55. For the reasons I expressed earlier I am of the opinion that no occasion arose for the making of an order discharging the respondent from his recognizance of bail. However his Honour's conclusion in his first reasons that the inherent jurisdiction to deal with matters of bail empowers the court to grant costs in relation to such matters other than those where there have been criminal proceedings commenced on indictment, requires some comment.
There is no doubt that the Supreme Court as a superior court of record had an inherent jurisdiction in matters relating to bail (The Queen v. Rochford Ex parte Harvey (1967) 15 FLR 140 at 141 ff; In the application of Harrod (1978) 1 NSWLR 331 at 333) and that jurisdiction was independent of the power to grant habeas corpus (In Re Nottingham Corporation (1897) 2 QB 502 at 509 - 510). Bail was available where a person was taken into custody in aid of some civil proceeding (eg. capias ad respondendum) or criminal charge (with some exceptions) being brought against that person. The granting of bail was an incident of a civil or criminal process. Thus a distinction is drawn between bail in civil cases and bail in criminal cases (see the separate treatment in Petersdorff on Bail (1824)).
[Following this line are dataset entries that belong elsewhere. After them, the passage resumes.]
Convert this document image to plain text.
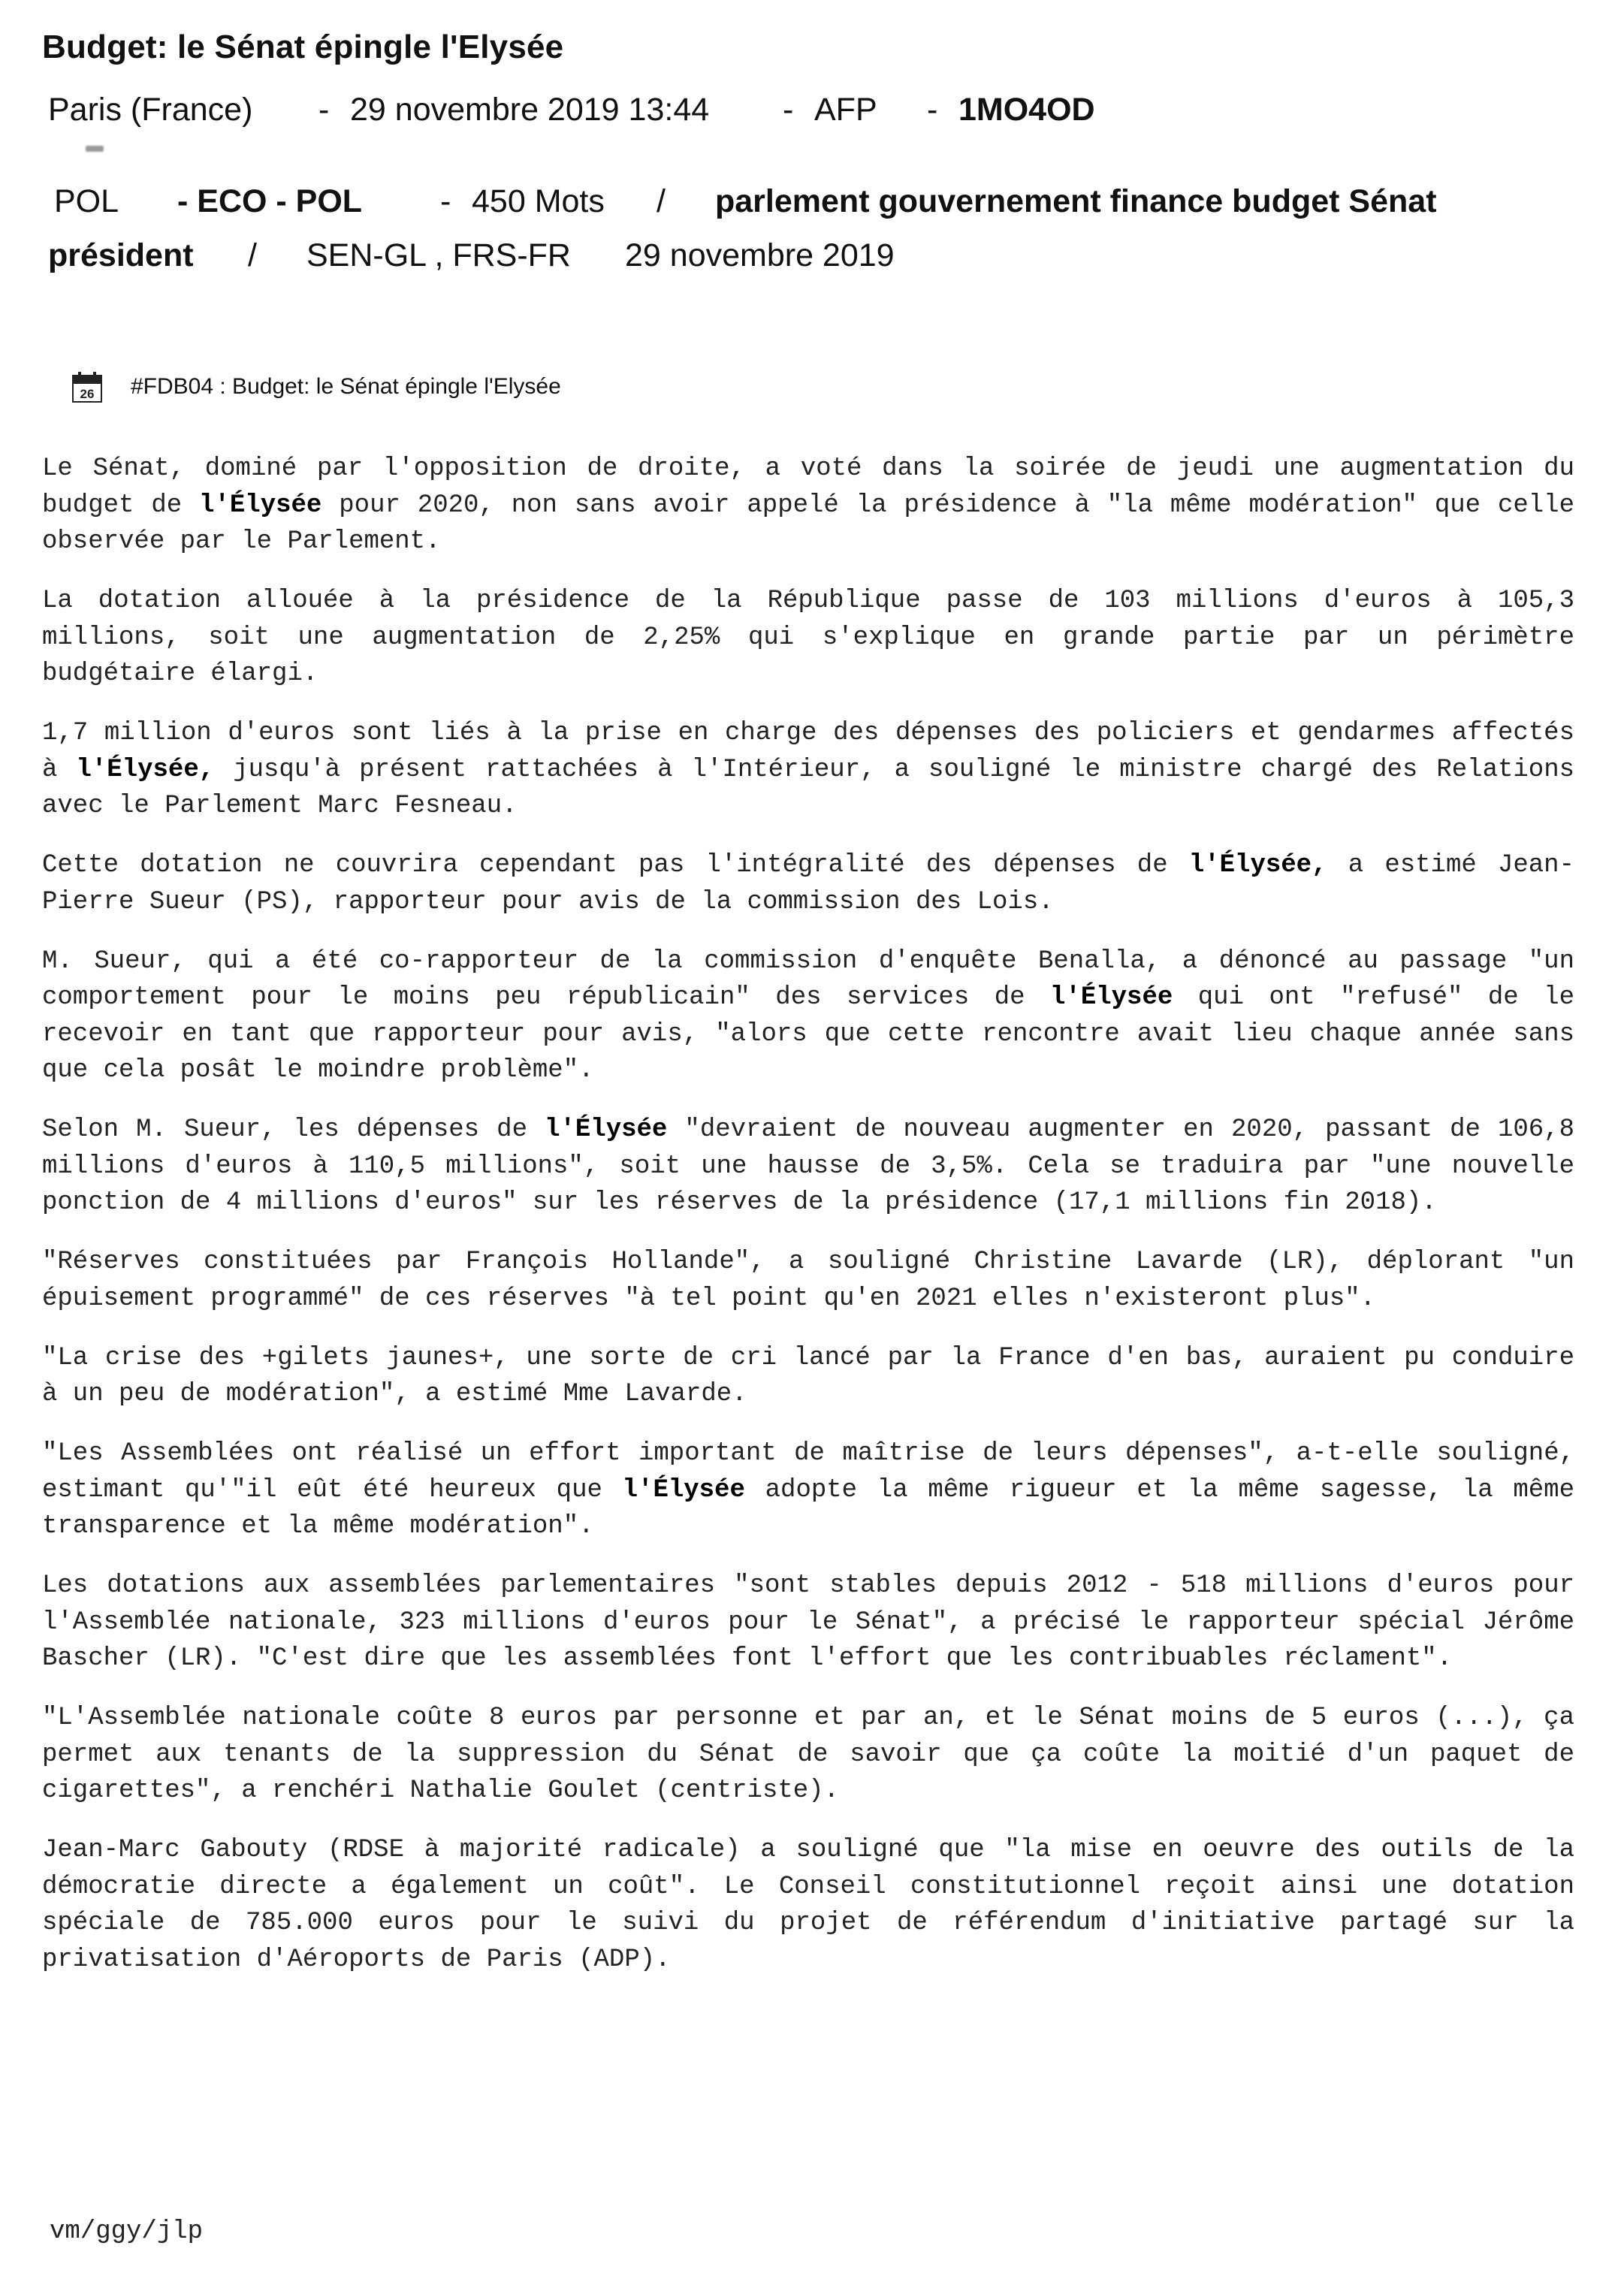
Budget: le Sénat épingle l'Elysée
Paris (France) - 29 novembre 2019 13:44 - AFP - 1MO4OD
POL - ECO - POL - 450 Mots / parlement gouvernement finance budget Sénat
président / SEN-GL , FRS-FR 29 novembre 2019
26 #FDB04 : Budget: le Sénat épingle l'Elysée

Le Sénat, dominé par l'opposition de droite, a voté dans la soirée de jeudi une augmentation du budget de l'Élysée pour 2020, non sans avoir appelé la présidence à "la même modération" que celle observée par le Parlement.

La dotation allouée à la présidence de la République passe de 103 millions d'euros à 105,3 millions, soit une augmentation de 2,25% qui s'explique en grande partie par un périmètre budgétaire élargi.

1,7 million d'euros sont liés à la prise en charge des dépenses des policiers et gendarmes affectés à l'Élysée, jusqu'à présent rattachées à l'Intérieur, a souligné le ministre chargé des Relations avec le Parlement Marc Fesneau.

Cette dotation ne couvrira cependant pas l'intégralité des dépenses de l'Élysée, a estimé Jean-Pierre Sueur (PS), rapporteur pour avis de la commission des Lois.

M. Sueur, qui a été co-rapporteur de la commission d'enquête Benalla, a dénoncé au passage "un comportement pour le moins peu républicain" des services de l'Élysée qui ont "refusé" de le recevoir en tant que rapporteur pour avis, "alors que cette rencontre avait lieu chaque année sans que cela posât le moindre problème".

Selon M. Sueur, les dépenses de l'Élysée "devraient de nouveau augmenter en 2020, passant de 106,8 millions d'euros à 110,5 millions", soit une hausse de 3,5%. Cela se traduira par "une nouvelle ponction de 4 millions d'euros" sur les réserves de la présidence (17,1 millions fin 2018).

"Réserves constituées par François Hollande", a souligné Christine Lavarde (LR), déplorant "un épuisement programmé" de ces réserves "à tel point qu'en 2021 elles n'existeront plus".

"La crise des +gilets jaunes+, une sorte de cri lancé par la France d'en bas, auraient pu conduire à un peu de modération", a estimé Mme Lavarde.

"Les Assemblées ont réalisé un effort important de maîtrise de leurs dépenses", a-t-elle souligné, estimant qu'"il eût été heureux que l'Élysée adopte la même rigueur et la même sagesse, la même transparence et la même modération".

Les dotations aux assemblées parlementaires "sont stables depuis 2012 - 518 millions d'euros pour l'Assemblée nationale, 323 millions d'euros pour le Sénat", a précisé le rapporteur spécial Jérôme Bascher (LR). "C'est dire que les assemblées font l'effort que les contribuables réclament".

"L'Assemblée nationale coûte 8 euros par personne et par an, et le Sénat moins de 5 euros (...), ça permet aux tenants de la suppression du Sénat de savoir que ça coûte la moitié d'un paquet de cigarettes", a renchéri Nathalie Goulet (centriste).

Jean-Marc Gabouty (RDSE à majorité radicale) a souligné que "la mise en oeuvre des outils de la démocratie directe a également un coût". Le Conseil constitutionnel reçoit ainsi une dotation spéciale de 785.000 euros pour le suivi du projet de référendum d'initiative partagé sur la privatisation d'Aéroports de Paris (ADP).

vm/ggy/jlp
Whether or not bail is a criminal proceeding or a criminal matter depends upon the nature and character of the proceedings in which bail is sought (The Queen v. Foote (1883) 10 QBD 378 at 380; Lim v. Gregson (1989) WAR 1 at 6, 23; R. v. Clarkson (1981) VR 165 at 169). The charges with which the respondent was charged and committed for trial are clearly criminal in nature and the laying of them initiated a criminal process which, if carried to its conclusion, might result in a conviction of the respondent and in a sentence of some punishment (Amand v. Home Secretary and Minister of Defence of Royal Netherlands Government (1943) AC 147 at 162, 163 - 164; McEwan v. Waldron (No. 1) (1976) VR 495 at 498 - 499). Thus, although a judge of the Supreme Court in dealing with matters pertaining to bail in respect of criminal charges then before a Magistrate is exercising original jurisdiction, any order made is an order made in a criminal cause or matter. In consequence any question of costs falls to be determined by the operation of section 23(3) of the Supreme Court Act 1933 (ACT).
It is not the practice to award costs for or against an accused on a bail application (The King v. Edward Clifford (1924) 2 LJ OS (KB) 210) and matters concerning bail in criminal matters come within the general rule as stated in R. v. Goia at 213. The reason for this is that there should be no impediment to a person to seek bail. The risk of a costs order being made on an unsuccessful bail application may deter persons seeking bail in appropriate cases. That there should be no impediment is reflected in the statutory requirement that no court fees are chargeable when an application for bail is made (section 564 of the Crimes Act 1900 (ACT)).
Conclusion
59. In my opinion his Honour had no jurisdiction to make the order which he did. One can understand his concern that the respondent has suffered a serious detriment in the matter of costs having regard to the fact that the prosecution was terminated. However the remedy to the situation lies not in the power of the court but in the need for statutory law reform. (See Holden and Co. v. Crown Prosecution Service No. 2 at 946 - 947).
The appeal should be allowed, the order of his Honour set aside and in lieu thereof it be ordered that the application for costs be dismissed.
As the appeal raised issues of public importance in the administration of the Criminal Justice System in the Australian Capital Territory and as the appeal relates to criminal proceedings, there should be no order as to costs on the appeal or below.